Résultats obtenus et apprentissages

Je suis vraiment satisfaite du parcours que nous avons mis en place, car il reflète la forte valeur ajoutée de notre communauté, permettant à chacun de trouver sa place dans les différentes branches. Cependant, il ne faut pas oublier que l’association évolue constamment et sa communauté aussi. Il est donc normal que ce parcours continue à évoluer à l’avenir.

En arrivant au poste de Coordinatrice du réseau des anim, j’étais au cœur de l’activité. J’ai dû relever le défi de créer du lien entre les animateur·ices en apprenant à me retirer du centre pour devenir plutôt une fonction de support, démontrant un vrai signe de maturité de la communauté.

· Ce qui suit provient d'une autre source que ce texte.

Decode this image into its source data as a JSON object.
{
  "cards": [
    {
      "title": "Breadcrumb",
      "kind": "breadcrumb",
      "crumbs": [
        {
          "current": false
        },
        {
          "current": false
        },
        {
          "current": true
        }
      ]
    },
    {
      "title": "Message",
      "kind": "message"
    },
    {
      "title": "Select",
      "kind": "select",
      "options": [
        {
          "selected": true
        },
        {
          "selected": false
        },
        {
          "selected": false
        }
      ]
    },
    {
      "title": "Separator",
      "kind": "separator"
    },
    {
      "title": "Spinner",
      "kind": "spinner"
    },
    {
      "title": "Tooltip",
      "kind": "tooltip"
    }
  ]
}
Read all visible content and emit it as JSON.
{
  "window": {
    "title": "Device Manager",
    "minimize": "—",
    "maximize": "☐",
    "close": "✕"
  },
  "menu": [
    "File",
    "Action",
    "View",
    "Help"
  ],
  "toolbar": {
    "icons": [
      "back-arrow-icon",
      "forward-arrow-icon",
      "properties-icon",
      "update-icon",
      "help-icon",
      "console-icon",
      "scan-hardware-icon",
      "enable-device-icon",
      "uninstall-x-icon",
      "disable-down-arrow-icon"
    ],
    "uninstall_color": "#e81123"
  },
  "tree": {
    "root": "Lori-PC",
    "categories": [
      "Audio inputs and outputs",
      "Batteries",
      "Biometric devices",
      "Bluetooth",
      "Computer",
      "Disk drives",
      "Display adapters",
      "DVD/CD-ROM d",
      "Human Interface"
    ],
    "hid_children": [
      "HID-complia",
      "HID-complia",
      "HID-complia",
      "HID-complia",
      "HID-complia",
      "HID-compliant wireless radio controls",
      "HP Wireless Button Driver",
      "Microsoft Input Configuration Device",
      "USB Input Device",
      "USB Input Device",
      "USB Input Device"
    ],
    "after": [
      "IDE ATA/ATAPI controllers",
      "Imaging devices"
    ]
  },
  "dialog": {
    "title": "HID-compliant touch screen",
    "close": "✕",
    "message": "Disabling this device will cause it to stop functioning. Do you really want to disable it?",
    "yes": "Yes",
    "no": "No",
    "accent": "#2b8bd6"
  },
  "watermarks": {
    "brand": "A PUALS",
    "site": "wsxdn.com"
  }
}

Si je devais penser aux prochaines étapes à mettre en place, je dirais que nous devrions continuer à tisser du lien humain. De nombreuses personnes se sentent encore perdues ou isolées après leur formation ou leur atelier. Une idée concrète par exemple, serait de créer une task force pour appeler les personnes formées et les accompagner une à une, notamment celles qui n’ont pas encore animé, afin de comprendre leurs besoins et les points bloquants. Il est essentiel de maintenir la dynamique en transformant les envies en actions tant qu’elles sont encore d’actualité.

Pour conclure, j’aimerais rappeler à nos lecteurs que recruter un animateur de communauté (ou coordinateur ou tout autre titre) est un bon investissement. C’est le pari fait par mon association, au début du développement de l’activité. Ce rôle, parfois perçu comme un bonus, est en réalité indispensable pour maintenir une dynamique.

Sur le plan stratégique, il est crucial d’établir un lien qualitatif avec le terrain pour en connaître les besoins. Impliquer la communauté dans les décisions stratégiques est tout aussi important : l’instinct collectif d’une communauté a au moins autant de valeur que celui d’un PDG. Cela garantit une adaptation continue dans un monde en évolution rapide. Et face aux bouleversements actuels, l’intelligence collective est essentielle.

 

Un chaleureux merci à Mélanie BRISARD, Chargée de Mobilisation chez Nos vies bas carbone, pour nous avoir accordé cet entretien. Ainsi qu’à Emmy TEILLET pour la retranscription.